Mas quais são os desafios específicos que os alemães orientais enfrentam? A diferença nos salários é claramente perceptível. Em média, os trabalhadores no Leste ganham menos 13.000 euros brutos por ano do que os seus colegas da Alemanha Ocidental. E quando se trata de heranças, há também uma imagem clara: enquanto a herança média na Baviera e em Baden-Württemberg é de 250.000 euros após deduções fiscais, na Alemanha Oriental é de apenas 10.000 euros. Estes factos promovem o sentimento de muitos alemães orientais de que são cidadãos de segunda classe – um sentimento partilhado por 43 por cento dos inquiridos. A Agência Federal de Educação Cívica vê aqui uma discrepância, que também é reforçada na representação mediática.

Lutando contra os clichês

É claro que os clichés sobre o “Oriente radical de direita” não reflectem toda a verdade. Mareike fala abertamente sobre desenvolvimentos como o Pegida, mas salienta que este radicalismo não deve ser banalizado. Paul, por outro lado, vê positivamente sua cidade natal, Dresden, e refuta os preconceitos vivos. Esta visão ambivalente da sua própria região está a ser abordada de forma agressiva pela geração mais jovem - eles rejeitam piadas estereotipadas e preferem promover a compreensão e a abertura entre a Alemanha Oriental e Ocidental.

A percepção das diferenças é colorida pela história e pelo presente. 65 por cento dos jovens alemães orientais identificam-se fortemente com a sua região e identificam as desigualdades existentes. Um inquérito mostra que 78 por cento dos nascidos depois de 1989 apoiam medidas de igualdade, indicando um comportamento confiante e uma exigência de um tratamento mais justo. Alto MDR A percepção dos conflitos Leste-Oeste é particularmente forte entre os jovens.

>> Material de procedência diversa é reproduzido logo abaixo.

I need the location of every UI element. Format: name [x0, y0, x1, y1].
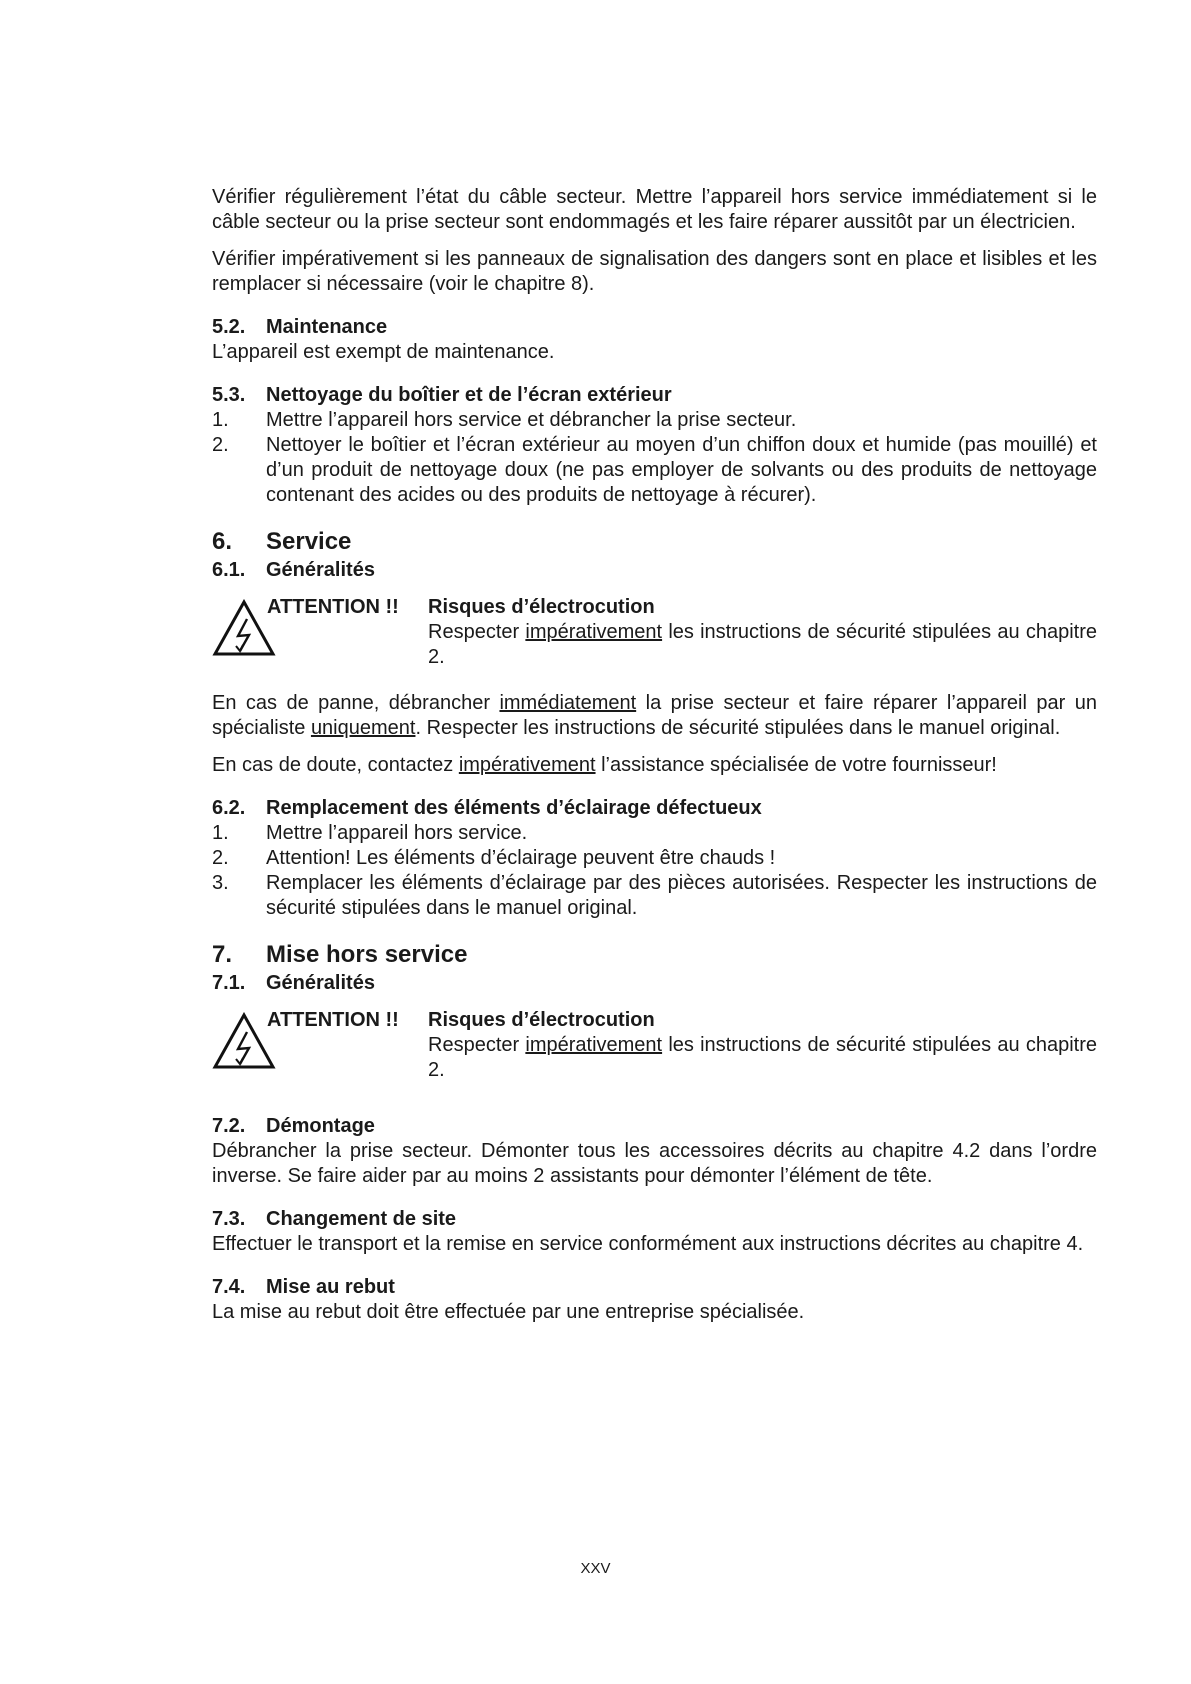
warning-block [212, 593, 1097, 683]
section-6-1-paragraph-2: En cas de doute, contactez impérativement l’assistance spécialisée de votre fournisseur! [212, 754, 997, 776]
section-7-4-text: La mise au rebut doit être effectuée par une entreprise spécialisée. [212, 1301, 805, 1323]
chapter-6-heading: 6. Service [212, 528, 352, 555]
section-6-2-heading: 6.2. Remplacement des éléments d’éclairage défectueux [212, 797, 762, 819]
list-item: 1. Mettre l’appareil hors service. [212, 822, 528, 844]
document-page [212, 185, 1097, 1325]
section-7-2-heading: 7.2. Démontage [212, 1115, 375, 1137]
list-item: 2. Attention! Les éléments d’éclairage peuvent être chauds ! [212, 847, 776, 869]
warning-block [212, 1006, 1097, 1096]
section-5-2-text: L’appareil est exempt de maintenance. [212, 341, 555, 363]
page-number: XXV [580, 1560, 611, 1577]
section-7-2-text: Débrancher la prise secteur. Démonter tous les accessoires décrits au chapitre 4.2 dans l’ordre inverse. Se faire aider par au moins 2 assistants pour démonter l’élément de tête. [212, 1140, 1097, 1187]
section-7-1-heading: 7.1. Généralités [212, 972, 375, 994]
warning-label: ATTENTION !! [267, 596, 399, 618]
warning-text: Respecter impérativement les instructions de sécurité stipulées au chapitre 2. [428, 621, 1097, 668]
section-7-3-heading: 7.3. Changement de site [212, 1208, 457, 1230]
section-6-1-paragraph-1: En cas de panne, débrancher immédiatement la prise secteur et faire réparer l’appareil par un spécialiste uniquement. Respecter les instructions de sécurité stipulées dans le manuel original. [212, 692, 1097, 739]
section-5-3-list [212, 408, 1097, 508]
section-5-3-heading: 5.3. Nettoyage du boîtier et de l’écran extérieur [212, 384, 672, 406]
intro-paragraph-2: Vérifier impérativement si les panneaux de signalisation des dangers sont en place et lisibles et les remplacer si nécessaire (voir le chapitre 8). [212, 248, 1097, 295]
warning-text: Respecter impérativement les instructions de sécurité stipulées au chapitre 2. [428, 1034, 1097, 1081]
section-5-2-heading: 5.2. Maintenance [212, 316, 388, 338]
list-item: 1. Mettre l’appareil hors service et débrancher la prise secteur. [212, 409, 797, 431]
section-6-2-list [212, 821, 1097, 921]
list-item: 2. Nettoyer le boîtier et l’écran extérieur au moyen d’un chiffon doux et humide (pas mouillé) et d’un produit de nettoyage doux (ne pas employer de solvants ou des produits de nettoyage contenant des acides ou des produits de nettoyage à récurer). [212, 434, 1097, 506]
section-6-1-heading: 6.1. Généralités [212, 559, 375, 581]
warning-heading: Risques d’électrocution [428, 1009, 655, 1031]
intro-paragraph-1: Vérifier régulièrement l’état du câble secteur. Mettre l’appareil hors service immédiatement si le câble secteur ou la prise secteur sont endommagés et les faire réparer aussitôt par un électricien. [212, 186, 1097, 233]
section-7-3-text: Effectuer le transport et la remise en service conformément aux instructions décrites au chapitre 4. [212, 1233, 1084, 1255]
warning-heading: Risques d’électrocution [428, 596, 655, 618]
chapter-7-heading: 7. Mise hors service [212, 941, 468, 968]
list-item: 3. Remplacer les éléments d’éclairage par des pièces autorisées. Respecter les instructions de sécurité stipulées dans le manuel original. [212, 872, 1097, 919]
warning-label: ATTENTION !! [267, 1009, 399, 1031]
section-7-4-heading: 7.4. Mise au rebut [212, 1276, 395, 1298]
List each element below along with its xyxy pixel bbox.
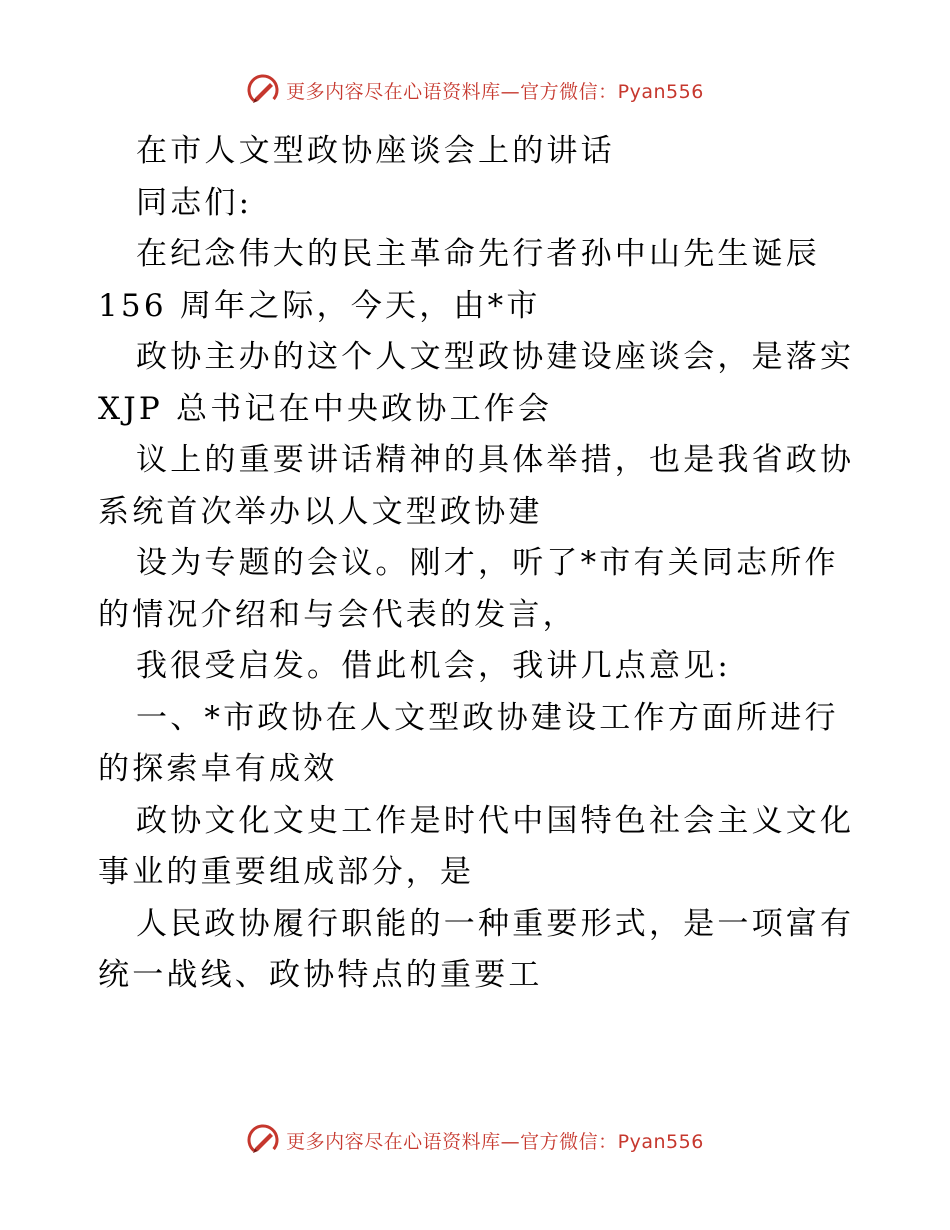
text-line: 设为专题的会议。刚才，听了*市有关同志所作 [136, 545, 839, 581]
text-line: 政协主办的这个人文型政协建设座谈会，是落实 [136, 339, 855, 375]
text-line: 事业的重要组成部分，是 [98, 854, 475, 890]
text-line: 我很受启发。借此机会，我讲几点意见: [136, 648, 732, 684]
salutation: 同志们: [136, 184, 253, 221]
watermark-text: 更多内容尽在心语资料库—官方微信：Pyan556 [286, 1130, 704, 1153]
footer-watermark [0, 1120, 950, 1160]
document-title: 在市人文型政协座谈会上的讲话 [136, 133, 615, 169]
pen-logo-icon [246, 1123, 280, 1157]
watermark-text: 更多内容尽在心语资料库—官方微信：Pyan556 [286, 80, 704, 103]
document-body [98, 126, 858, 1002]
text-line: 人民政协履行职能的一种重要形式，是一项富有 [136, 905, 855, 942]
text-line: 政协文化文史工作是时代中国特色社会主义文化 [136, 802, 855, 839]
text-line: 在纪念伟大的民主革命先行者孙中山先生诞辰 [136, 236, 820, 272]
text-line: 的情况介绍和与会代表的发言， [98, 596, 577, 633]
header-watermark [0, 70, 950, 110]
text-line: XJP 总书记在中央政协工作会 [98, 390, 553, 427]
text-line: 系统首次举办以人文型政协建 [98, 493, 543, 530]
section-heading-cont: 的探索卓有成效 [98, 751, 338, 787]
pen-logo-icon [246, 73, 280, 107]
text-line: 统一战线、政协特点的重要工 [98, 957, 543, 993]
text-line: 议上的重要讲话精神的具体举措，也是我省政协 [136, 442, 855, 478]
section-heading: 一、*市政协在人文型政协建设工作方面所进行 [136, 699, 839, 736]
text-line: 156 周年之际，今天，由*市 [98, 287, 541, 324]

Quebre padrões de pensamento arraigados

Os participantes nas entrevistas, apoiadas pela Agência Federal de Educação Cívica, mostram que existe um distanciamento dos alemães ocidentais, mas não uma forte polarização emocional. A representação mediática da Alemanha Oriental é muitas vezes vista como injustificada ou irrelevante para a própria vida. Esta discrepância entre a percepção pública e a identidade pessoal mostra que muitos jovens alemães orientais desejam que a sua identidade seja normalizada na vida quotidiana, o que muitas vezes não se reflecte no discurso dominante. O discurso sobre a própria identidade é percebido como um desafio necessário, mas não emocional.

Portanto, a mensagem de Mareike e Paul permanece clara: "Venha, visite-nos. E nós iremos visitá-lo em troca." Com este convite pretendem promover o entendimento entre o Oriente e o Ocidente e mostrar que as diferenças não residem na base da sua identidade, mas nas experiências e histórias que cada indivíduo traz consigo.